Cracóvia é uma das cidades mais importantes da Polônia. Ela se destaca por ser centro cultural e político do país, já que foi a capital da Polônia de 1038 a 1596, e a capital Grande Ducado de Cracóvia (um região independente) de 1846 a 1918. Também é considerada uma das cidades mais bonitas do país, pois, diferente de Varsóvia, não foi tão destruída durante a segunda guerra. Visitamos a parte antiga da cidade, que está envolta por muros do período medieval, passando por igrejas, edifícios históricos e a área do castelo Wawel. Toda essa região é muito bonita, com destaque à praça Main Market Square. Entretanto, é difícil sair de Praga e não fazer comparações, assim, achamos que alguns prédios estavam em mal estado de conservação e que mereceriam uma revitalização.

Vale destacar um fato que chamou muito nossa atenção durante esse trajeto. Visitamos uma igreja em plena hora da missa e ficamos impressionados com a grande quantidade de jovens que assistiam à cerimônia, fato cada vez mais raro nos países católicos da Europa por onde estive. Em Portugal, Espanha e França parece que a moçada mais jovem não quer saber muito de igreja. Além disso, vale também dizer que a beleza das polacas foi algo notado, principalmente pelos meus, atentos, companheiros de viagem.

Nesse primeiro dia fomos dormir mais cedo, exaustos, com o intuito de nos preparar fisicamente e mentalmente para o passeio do dia seguinte: iríamos bem cedo para a cidade vizinha de Oświęcim, ou Auschwitz em alemão, onde estão os maiores e mais conhecidos campos de concentração da Alemanha nazista! Lá funcionaram áreas de extermínio e de trabalho forçado de prisioneiros que vinham não só da Polônia, mas de diferentes países ocupados pelos nazistas.

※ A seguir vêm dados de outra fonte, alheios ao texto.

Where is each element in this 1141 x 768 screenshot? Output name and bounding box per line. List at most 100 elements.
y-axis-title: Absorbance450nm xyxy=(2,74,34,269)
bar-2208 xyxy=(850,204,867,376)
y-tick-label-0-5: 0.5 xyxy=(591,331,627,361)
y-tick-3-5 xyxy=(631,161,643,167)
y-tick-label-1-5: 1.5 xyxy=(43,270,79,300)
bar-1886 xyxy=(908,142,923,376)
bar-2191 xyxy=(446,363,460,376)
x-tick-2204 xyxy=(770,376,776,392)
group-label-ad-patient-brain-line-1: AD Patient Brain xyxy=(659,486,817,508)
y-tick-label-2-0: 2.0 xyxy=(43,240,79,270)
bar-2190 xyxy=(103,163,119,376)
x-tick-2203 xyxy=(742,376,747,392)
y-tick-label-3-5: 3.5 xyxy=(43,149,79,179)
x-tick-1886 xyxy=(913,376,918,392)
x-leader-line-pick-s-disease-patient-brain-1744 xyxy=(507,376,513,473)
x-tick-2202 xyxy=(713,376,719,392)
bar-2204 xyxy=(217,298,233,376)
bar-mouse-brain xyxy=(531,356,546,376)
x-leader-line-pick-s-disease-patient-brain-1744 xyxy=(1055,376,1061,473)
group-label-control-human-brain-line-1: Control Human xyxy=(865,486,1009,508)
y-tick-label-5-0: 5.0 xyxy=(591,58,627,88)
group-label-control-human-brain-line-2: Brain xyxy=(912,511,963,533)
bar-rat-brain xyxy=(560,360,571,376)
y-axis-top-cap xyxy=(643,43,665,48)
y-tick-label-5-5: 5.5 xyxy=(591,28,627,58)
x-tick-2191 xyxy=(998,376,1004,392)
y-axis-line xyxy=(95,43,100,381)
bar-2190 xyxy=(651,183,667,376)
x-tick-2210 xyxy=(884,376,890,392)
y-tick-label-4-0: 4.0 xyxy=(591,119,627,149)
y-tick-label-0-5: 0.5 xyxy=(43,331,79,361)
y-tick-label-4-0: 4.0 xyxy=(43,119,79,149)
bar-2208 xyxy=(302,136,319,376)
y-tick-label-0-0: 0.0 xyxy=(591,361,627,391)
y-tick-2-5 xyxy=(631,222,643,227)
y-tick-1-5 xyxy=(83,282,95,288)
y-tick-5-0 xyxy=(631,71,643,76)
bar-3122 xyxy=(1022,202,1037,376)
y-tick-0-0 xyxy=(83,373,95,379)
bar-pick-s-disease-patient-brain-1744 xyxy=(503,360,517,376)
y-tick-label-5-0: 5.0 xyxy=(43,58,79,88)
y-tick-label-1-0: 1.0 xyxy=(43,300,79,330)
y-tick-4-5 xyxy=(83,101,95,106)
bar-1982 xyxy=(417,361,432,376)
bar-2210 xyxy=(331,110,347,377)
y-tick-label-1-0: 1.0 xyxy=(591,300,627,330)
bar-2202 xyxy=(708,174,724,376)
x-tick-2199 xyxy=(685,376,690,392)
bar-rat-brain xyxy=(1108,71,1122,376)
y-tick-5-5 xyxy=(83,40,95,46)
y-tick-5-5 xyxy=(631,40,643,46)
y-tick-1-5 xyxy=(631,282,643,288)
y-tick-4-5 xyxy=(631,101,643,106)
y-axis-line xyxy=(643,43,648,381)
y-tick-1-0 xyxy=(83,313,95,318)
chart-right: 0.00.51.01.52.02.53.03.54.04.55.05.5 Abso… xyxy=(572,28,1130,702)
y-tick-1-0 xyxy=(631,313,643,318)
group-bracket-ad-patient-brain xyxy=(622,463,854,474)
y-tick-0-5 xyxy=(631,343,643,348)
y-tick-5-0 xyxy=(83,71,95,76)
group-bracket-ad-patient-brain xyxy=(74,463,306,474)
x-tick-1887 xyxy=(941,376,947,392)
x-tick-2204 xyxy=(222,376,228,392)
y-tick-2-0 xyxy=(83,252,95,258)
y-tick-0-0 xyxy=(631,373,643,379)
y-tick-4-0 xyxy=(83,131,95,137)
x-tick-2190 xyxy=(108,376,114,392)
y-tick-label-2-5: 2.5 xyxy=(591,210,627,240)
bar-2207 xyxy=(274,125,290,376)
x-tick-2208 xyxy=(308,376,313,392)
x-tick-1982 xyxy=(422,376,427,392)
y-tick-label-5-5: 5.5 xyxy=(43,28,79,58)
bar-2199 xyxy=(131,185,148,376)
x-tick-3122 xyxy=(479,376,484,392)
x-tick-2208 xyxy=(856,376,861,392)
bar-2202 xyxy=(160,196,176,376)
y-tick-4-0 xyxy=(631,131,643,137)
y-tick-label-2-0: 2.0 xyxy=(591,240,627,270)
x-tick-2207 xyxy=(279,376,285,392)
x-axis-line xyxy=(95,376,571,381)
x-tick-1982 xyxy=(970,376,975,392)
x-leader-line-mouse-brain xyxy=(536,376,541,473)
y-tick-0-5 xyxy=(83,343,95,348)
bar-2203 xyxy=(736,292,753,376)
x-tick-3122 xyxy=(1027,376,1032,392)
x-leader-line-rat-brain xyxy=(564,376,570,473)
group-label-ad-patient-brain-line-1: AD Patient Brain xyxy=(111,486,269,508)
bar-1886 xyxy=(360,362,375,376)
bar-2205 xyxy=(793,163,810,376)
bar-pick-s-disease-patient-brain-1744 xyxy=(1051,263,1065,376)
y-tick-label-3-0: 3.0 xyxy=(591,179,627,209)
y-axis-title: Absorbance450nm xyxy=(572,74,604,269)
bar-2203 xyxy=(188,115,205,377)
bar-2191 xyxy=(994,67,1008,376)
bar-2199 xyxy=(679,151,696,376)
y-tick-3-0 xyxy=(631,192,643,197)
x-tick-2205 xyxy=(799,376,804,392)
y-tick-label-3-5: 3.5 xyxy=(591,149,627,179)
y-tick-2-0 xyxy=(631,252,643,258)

Distintas estimativas apontam entre 800 mil a 5 milhões de pessoas mortas, durante os 5 anos de funcionamento desses campos (1940 à 1945), enquanto os dados oficiais consideram o total de 1.1 milhão de pessoas, sendo em torno 90% de judeus, mas também uma parcela significativa de poloneses, ciganos, soviéticos prisioneiros de guerra e outros.

O que é conhecido como Auschwitz é na verdade um complexo formado por 3 campos de concentração próximos entre si (Auschwitz, Birkenau e Monowitz). O primeiro foi restaurado e transformado em um museu em memória àqueles prisioneiros que passaram por lá, sendo Birkenau um anexo para visitação, porém que não foi reformado. Por seu caráter, é um museu com entrada gratuita e foi considerado um patrimônio mundial pela UNESCO.

No ônibus conhecemos uma grega, chamada Koula, que viajava só e, então, juntou-se a nós. Iniciamos nossa visita pela área de Auschwitz. Essa é formada por cerca de duas dezenas de prédios de tijolos á vista (iguais aos da cidade cenográfica do filme A vida é bela!), onde funcionava o centro administrativo de todo o complexo Auschwitz. Contudo, parte dos prédios também mantinha alguns prisioneiros, principalmente poloneses e russos.

Alguns desses prédios estão abertos à visitação. Parte traz exposições organizadas pelos diferentes países que tiveram vítimas no complexo Auschwitz, com informações históricas, fotos, homenagens às vítimas e instalações de arte relacionadas ao tema. Outros expõem reconstituições de ambientes que existiam neste campo de concentração, como escritórios dos oficiais nazistas, recinto dos presos, (proto)banheiros, salas de tortura, prisões, câmaras de gás, crematório de corpos e até a sala das cruéis experiências científicas realizadas por Josef Menguele. As exposições são de grande qualidade, com um aporte muito bom de informações em várias línguas. Porém, o conteúdo de grande parte delas é muito forte, com apresentação de fotos de pessoas desnutridas, nuas, aterrorizadas, sendo humilhadas, violentadas ou mortas. Também são chocantes as instalações feitas com objetos pessoais dos prisioneiros, como com enormes amontoados de roupas, sapatos, malas, pentes e outros, principalmente aquelas feitas com roupas e sapatos das crianças que passaram por lá.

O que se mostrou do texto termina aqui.